Applicant's summary and conclusion

Conclusions:
The dose level 40 mg/kg/day could be regarded as the NOAEL (no adverse effect level). Sporadically finded changes at this dose level are considered to be a result of normal variation for rats of the strain and age used and they has no toxicological importance.
Executive summary:

 Following effects were detected after repeated 28-day repeated oral application of the test substance,Potassium permanganate

 

Dose level 250 mg/kg/day

    reversible changes:

-          decrease of body weight increment in both sexes

-          decrease of food consumption in both sexes, markedly in males

-          decrease of food conversion in both sexes

-          decreased values of total protein and albumine in both sexes, statistically significant in males

-          increased content of protein in urea – in both sexes, markedly in males

-          occurrence of urobiline and ketones in urea – in both sexes

-          slightly increased weight of testes and epididymides

 irreversible changes:

-         decrease of water consumption – in both sexes

-         increased value of total leucocyte count – in both sexes, markedly in males

-         slightly increased value of thrombocyte count - in females

-         slightly increased value of ALP – in males

-         decrease of urine volume – in both sexes

-         increased value of pHand specific weight of urine – in both sexes

-         increased weight of spleen – statistically significant in males (this change was reversible in females)

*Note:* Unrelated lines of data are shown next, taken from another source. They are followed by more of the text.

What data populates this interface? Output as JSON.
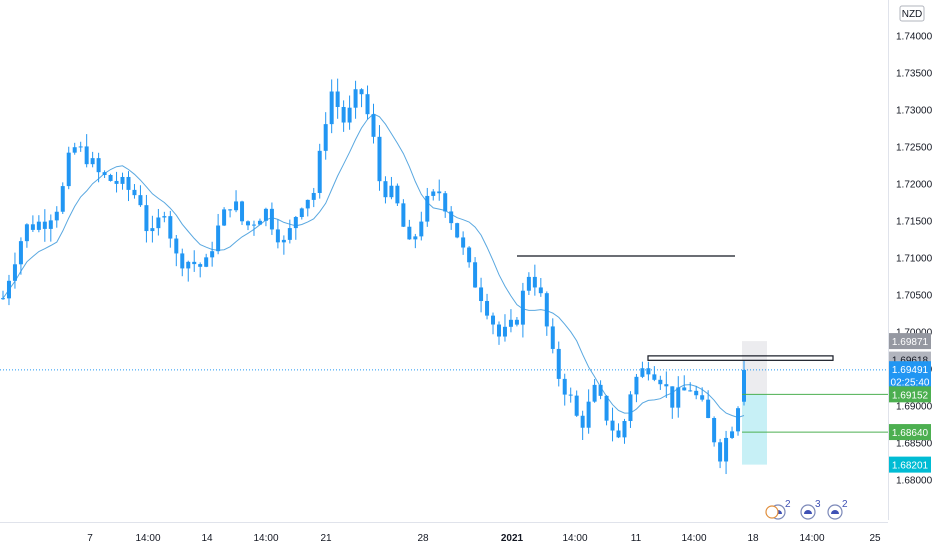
{
  "chart_data": {
    "type": "candlestick",
    "currency_label": "NZD",
    "y_ticks": [
      "1.68000",
      "1.68500",
      "1.69000",
      "1.69500",
      "1.70000",
      "1.70500",
      "1.71000",
      "1.71500",
      "1.72000",
      "1.72500",
      "1.73000",
      "1.73500"
    ],
    "y_top_partial": "1.74000",
    "ylim": [
      1.676,
      1.744
    ],
    "x_ticks": [
      {
        "label": "7",
        "bold": false
      },
      {
        "label": "14:00",
        "bold": false
      },
      {
        "label": "14",
        "bold": false
      },
      {
        "label": "14:00",
        "bold": false
      },
      {
        "label": "21",
        "bold": false
      },
      {
        "label": "28",
        "bold": false
      },
      {
        "label": "2021",
        "bold": true
      },
      {
        "label": "14:00",
        "bold": false
      },
      {
        "label": "11",
        "bold": false
      },
      {
        "label": "14:00",
        "bold": false
      },
      {
        "label": "18",
        "bold": false
      },
      {
        "label": "14:00",
        "bold": false
      },
      {
        "label": "25",
        "bold": false
      }
    ],
    "x_tick_positions": [
      90,
      148,
      207,
      266,
      326,
      423,
      512,
      575,
      636,
      694,
      753,
      812,
      875
    ],
    "price_keypoints": [
      [
        0,
        1.703
      ],
      [
        12,
        1.709
      ],
      [
        25,
        1.714
      ],
      [
        45,
        1.715
      ],
      [
        60,
        1.7175
      ],
      [
        72,
        1.725
      ],
      [
        85,
        1.724
      ],
      [
        100,
        1.721
      ],
      [
        120,
        1.72
      ],
      [
        140,
        1.718
      ],
      [
        150,
        1.712
      ],
      [
        165,
        1.717
      ],
      [
        175,
        1.71
      ],
      [
        190,
        1.7095
      ],
      [
        205,
        1.7085
      ],
      [
        215,
        1.713
      ],
      [
        232,
        1.718
      ],
      [
        245,
        1.714
      ],
      [
        265,
        1.7165
      ],
      [
        285,
        1.7115
      ],
      [
        300,
        1.7175
      ],
      [
        315,
        1.719
      ],
      [
        330,
        1.733
      ],
      [
        345,
        1.728
      ],
      [
        360,
        1.733
      ],
      [
        372,
        1.727
      ],
      [
        380,
        1.72
      ],
      [
        395,
        1.718
      ],
      [
        410,
        1.711
      ],
      [
        425,
        1.717
      ],
      [
        440,
        1.719
      ],
      [
        455,
        1.714
      ],
      [
        470,
        1.708
      ],
      [
        485,
        1.704
      ],
      [
        500,
        1.699
      ],
      [
        515,
        1.701
      ],
      [
        530,
        1.7085
      ],
      [
        540,
        1.705
      ],
      [
        555,
        1.695
      ],
      [
        570,
        1.691
      ],
      [
        580,
        1.687
      ],
      [
        595,
        1.692
      ],
      [
        605,
        1.689
      ],
      [
        620,
        1.685
      ],
      [
        632,
        1.693
      ],
      [
        648,
        1.6955
      ],
      [
        660,
        1.694
      ],
      [
        672,
        1.6905
      ],
      [
        690,
        1.6925
      ],
      [
        705,
        1.689
      ],
      [
        720,
        1.6835
      ],
      [
        732,
        1.6875
      ],
      [
        738,
        1.6905
      ],
      [
        744,
        1.6955
      ]
    ],
    "bar_count": 125,
    "resistance_line": {
      "price": 1.7102
    },
    "zone_box": {
      "top": 1.6967,
      "bottom": 1.6961
    },
    "last_price_line": {
      "price": 1.6948
    },
    "position": {
      "entry": 1.6915,
      "target": 1.6987,
      "stop": 1.682
    },
    "stop_line": {
      "price": 1.6864
    },
    "price_badges": [
      {
        "text": "1.69871",
        "price": 1.6987,
        "bg": "#9598a1",
        "fg": "#ffffff"
      },
      {
        "text": "1.69618",
        "price": 1.6962,
        "bg": "#b2b5be",
        "fg": "#131722"
      },
      {
        "text": "1.69491",
        "price": 1.6949,
        "bg": "#2196f3",
        "fg": "#ffffff"
      },
      {
        "text": "02:25:40",
        "price": 1.69325,
        "bg": "#2196f3",
        "fg": "#ffffff"
      },
      {
        "text": "1.69152",
        "price": 1.6915,
        "bg": "#4caf50",
        "fg": "#ffffff"
      },
      {
        "text": "1.68640",
        "price": 1.6864,
        "bg": "#4caf50",
        "fg": "#ffffff"
      },
      {
        "text": "1.68201",
        "price": 1.682,
        "bg": "#00bcd4",
        "fg": "#ffffff"
      }
    ],
    "event_badges": [
      {
        "sup": "2"
      },
      {
        "sup": "3"
      },
      {
        "sup": "2"
      }
    ],
    "colors": {
      "candle": "#2196f3",
      "ma": "#5aa8e0",
      "grid_text": "#131722",
      "reward_zone": "rgba(0,188,212,0.22)",
      "green_line": "#4caf50",
      "level_line": "#131722"
    }
  }
}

-         increased weight of uterus – statistically significant in females

protractedchanges:

-         increased value of total erythrocyte count, haematocrite and concentration of haemoglobine – in both sexes, statistical significant in males

-         increased value of monocyte fraction – statistically significant in females

-         prolongation of PT - protrombine time - statistically significant in both sexes

-         increased value of calcium in blood – statistically significant in males

-         increased value of creatinine in blood – statistically significant in females

 

 

 

Dose level 100 mg/kg/day

-         increased value of pHand specific weight of urine – in both sexes (not so marked as in the dose level 250 mg/kg/day)

-         slightly increased weight of testes and epididymides

 

Dose level 40 mg/kg/day

 -   no toxic effect observed

 

    Overall assessment showed, that the test substance Potassium permanganate after 28-day oral application cased decrease of growth increments, food consumption and food conversion. Slightly damage of gastro- intestinal tract was confirmed by the other examination.

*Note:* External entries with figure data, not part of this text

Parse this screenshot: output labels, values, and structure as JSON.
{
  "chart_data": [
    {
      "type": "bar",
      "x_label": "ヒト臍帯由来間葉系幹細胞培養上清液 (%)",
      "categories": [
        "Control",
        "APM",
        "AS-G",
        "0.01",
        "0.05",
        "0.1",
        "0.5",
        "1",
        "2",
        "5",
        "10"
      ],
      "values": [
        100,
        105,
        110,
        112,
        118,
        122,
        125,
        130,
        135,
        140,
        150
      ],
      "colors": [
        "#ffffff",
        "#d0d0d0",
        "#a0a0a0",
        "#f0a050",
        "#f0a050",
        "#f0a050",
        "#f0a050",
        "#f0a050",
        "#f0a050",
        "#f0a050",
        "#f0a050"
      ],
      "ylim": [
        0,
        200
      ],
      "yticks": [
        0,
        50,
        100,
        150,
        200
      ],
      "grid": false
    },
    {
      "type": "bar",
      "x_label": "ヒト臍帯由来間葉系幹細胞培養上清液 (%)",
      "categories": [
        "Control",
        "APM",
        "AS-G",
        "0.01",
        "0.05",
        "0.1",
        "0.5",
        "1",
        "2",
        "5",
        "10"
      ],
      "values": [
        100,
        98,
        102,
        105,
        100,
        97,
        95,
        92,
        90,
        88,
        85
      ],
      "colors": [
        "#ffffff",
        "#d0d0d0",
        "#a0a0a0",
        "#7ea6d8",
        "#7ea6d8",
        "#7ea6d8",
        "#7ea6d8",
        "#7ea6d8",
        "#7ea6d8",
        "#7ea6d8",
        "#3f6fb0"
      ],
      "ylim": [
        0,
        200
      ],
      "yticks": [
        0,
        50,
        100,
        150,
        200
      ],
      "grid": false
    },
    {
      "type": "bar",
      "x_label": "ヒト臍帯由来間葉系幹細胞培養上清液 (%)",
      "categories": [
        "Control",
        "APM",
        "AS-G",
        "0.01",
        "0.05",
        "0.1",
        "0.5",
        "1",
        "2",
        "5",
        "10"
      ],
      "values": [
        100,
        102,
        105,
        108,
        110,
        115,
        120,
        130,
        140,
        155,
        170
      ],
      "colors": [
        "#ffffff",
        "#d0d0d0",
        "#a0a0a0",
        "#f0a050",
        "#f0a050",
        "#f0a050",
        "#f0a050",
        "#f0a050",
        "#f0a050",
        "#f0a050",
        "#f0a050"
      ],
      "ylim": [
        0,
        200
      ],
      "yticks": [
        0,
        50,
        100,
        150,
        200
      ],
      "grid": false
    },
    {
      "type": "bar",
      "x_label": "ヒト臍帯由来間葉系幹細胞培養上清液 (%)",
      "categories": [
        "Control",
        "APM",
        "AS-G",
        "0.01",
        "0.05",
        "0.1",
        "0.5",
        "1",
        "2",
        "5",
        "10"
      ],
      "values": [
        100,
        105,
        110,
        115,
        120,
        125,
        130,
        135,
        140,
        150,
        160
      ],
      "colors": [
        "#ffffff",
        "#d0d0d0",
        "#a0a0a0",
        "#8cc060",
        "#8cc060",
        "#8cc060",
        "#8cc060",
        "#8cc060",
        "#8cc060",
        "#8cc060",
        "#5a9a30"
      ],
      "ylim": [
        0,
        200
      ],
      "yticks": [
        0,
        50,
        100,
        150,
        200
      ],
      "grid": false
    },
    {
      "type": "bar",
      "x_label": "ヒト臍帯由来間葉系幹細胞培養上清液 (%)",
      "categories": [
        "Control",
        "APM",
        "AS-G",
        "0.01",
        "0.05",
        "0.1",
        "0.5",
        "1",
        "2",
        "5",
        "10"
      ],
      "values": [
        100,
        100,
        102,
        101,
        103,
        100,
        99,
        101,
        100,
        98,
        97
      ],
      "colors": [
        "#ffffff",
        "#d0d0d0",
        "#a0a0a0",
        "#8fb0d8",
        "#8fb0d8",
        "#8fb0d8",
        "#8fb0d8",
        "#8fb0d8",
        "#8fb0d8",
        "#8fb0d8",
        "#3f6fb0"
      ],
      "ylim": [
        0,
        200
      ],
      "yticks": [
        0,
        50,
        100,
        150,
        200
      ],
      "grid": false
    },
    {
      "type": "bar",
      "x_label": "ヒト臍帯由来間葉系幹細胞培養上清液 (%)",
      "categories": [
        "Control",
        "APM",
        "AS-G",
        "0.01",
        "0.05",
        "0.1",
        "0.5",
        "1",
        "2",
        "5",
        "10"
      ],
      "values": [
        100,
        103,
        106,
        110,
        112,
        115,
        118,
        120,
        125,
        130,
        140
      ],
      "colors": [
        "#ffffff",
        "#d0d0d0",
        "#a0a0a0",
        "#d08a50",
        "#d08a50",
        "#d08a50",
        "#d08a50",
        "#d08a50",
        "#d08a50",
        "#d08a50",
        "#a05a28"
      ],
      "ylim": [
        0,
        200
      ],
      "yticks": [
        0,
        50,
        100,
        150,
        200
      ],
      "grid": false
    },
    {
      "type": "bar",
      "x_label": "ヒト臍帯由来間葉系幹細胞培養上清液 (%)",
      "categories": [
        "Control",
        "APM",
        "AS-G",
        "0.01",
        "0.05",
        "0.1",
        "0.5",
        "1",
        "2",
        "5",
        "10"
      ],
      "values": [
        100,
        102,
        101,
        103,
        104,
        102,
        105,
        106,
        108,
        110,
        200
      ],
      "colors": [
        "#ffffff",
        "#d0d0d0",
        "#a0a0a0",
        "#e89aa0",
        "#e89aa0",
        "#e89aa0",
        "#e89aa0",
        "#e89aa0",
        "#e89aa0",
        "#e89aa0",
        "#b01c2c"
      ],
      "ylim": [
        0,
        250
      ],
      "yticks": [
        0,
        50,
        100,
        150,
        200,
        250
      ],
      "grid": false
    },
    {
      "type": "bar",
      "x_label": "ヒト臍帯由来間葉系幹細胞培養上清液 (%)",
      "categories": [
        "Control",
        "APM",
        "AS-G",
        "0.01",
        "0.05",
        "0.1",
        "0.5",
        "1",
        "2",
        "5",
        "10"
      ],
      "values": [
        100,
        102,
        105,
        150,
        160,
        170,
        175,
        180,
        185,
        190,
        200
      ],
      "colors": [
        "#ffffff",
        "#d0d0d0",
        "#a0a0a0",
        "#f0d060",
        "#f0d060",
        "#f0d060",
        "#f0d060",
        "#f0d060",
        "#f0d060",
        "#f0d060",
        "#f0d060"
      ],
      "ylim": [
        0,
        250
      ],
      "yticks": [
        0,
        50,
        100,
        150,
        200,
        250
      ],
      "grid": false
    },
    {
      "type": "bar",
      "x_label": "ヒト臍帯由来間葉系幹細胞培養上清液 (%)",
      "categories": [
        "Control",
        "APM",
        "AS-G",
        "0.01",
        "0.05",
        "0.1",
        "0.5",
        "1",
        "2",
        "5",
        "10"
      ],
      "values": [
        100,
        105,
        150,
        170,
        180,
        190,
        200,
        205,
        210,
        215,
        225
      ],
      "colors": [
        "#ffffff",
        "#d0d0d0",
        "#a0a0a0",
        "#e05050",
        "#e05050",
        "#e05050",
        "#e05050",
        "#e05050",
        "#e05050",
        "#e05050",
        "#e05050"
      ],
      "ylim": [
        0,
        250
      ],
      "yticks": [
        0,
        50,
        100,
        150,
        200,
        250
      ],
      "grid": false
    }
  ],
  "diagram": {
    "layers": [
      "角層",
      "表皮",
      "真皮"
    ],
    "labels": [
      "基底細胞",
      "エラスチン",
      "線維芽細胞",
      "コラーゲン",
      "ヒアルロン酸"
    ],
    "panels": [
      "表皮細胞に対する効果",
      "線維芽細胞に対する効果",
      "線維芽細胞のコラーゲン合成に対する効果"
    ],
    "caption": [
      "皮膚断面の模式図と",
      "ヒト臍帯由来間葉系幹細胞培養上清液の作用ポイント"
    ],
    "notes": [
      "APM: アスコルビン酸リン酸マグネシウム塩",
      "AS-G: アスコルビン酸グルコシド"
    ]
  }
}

    Haematological examination showed negative effect on red blood component. Increased values of total erythrocytes, concentration of haemoglobin and haematocrit were recorded after end of observation period. These changes have been accompanied by increased weight of spleen. Prolongation of protrombine time was pronounced disbalance among components of haematocoagulation.

    Increased specific weight and pH urine (together with decreased urine volume) was connected with decreased water consumption. Also decreasedvalue of total protein and albumin in blood showed negative effect on urinary tract. But histopathological changes of kidney were recorded only sporadically.

  Accompanying symptoms of changes was increase value of leucocyte count and increased portion of monocytes. These changes might have been caused by defensive of organism against toxicity of the test substance but also by inflammation changes in respiratory air-ways.

The findings of genital organs showed rather changes caused by senility of organism. Only hydmometra of uterus in females of treated groups (also in satellite animals) and fibrosis in endometrium (only in satellite treated animals) might have been caused by activation of oestral cycle after application of the test substance.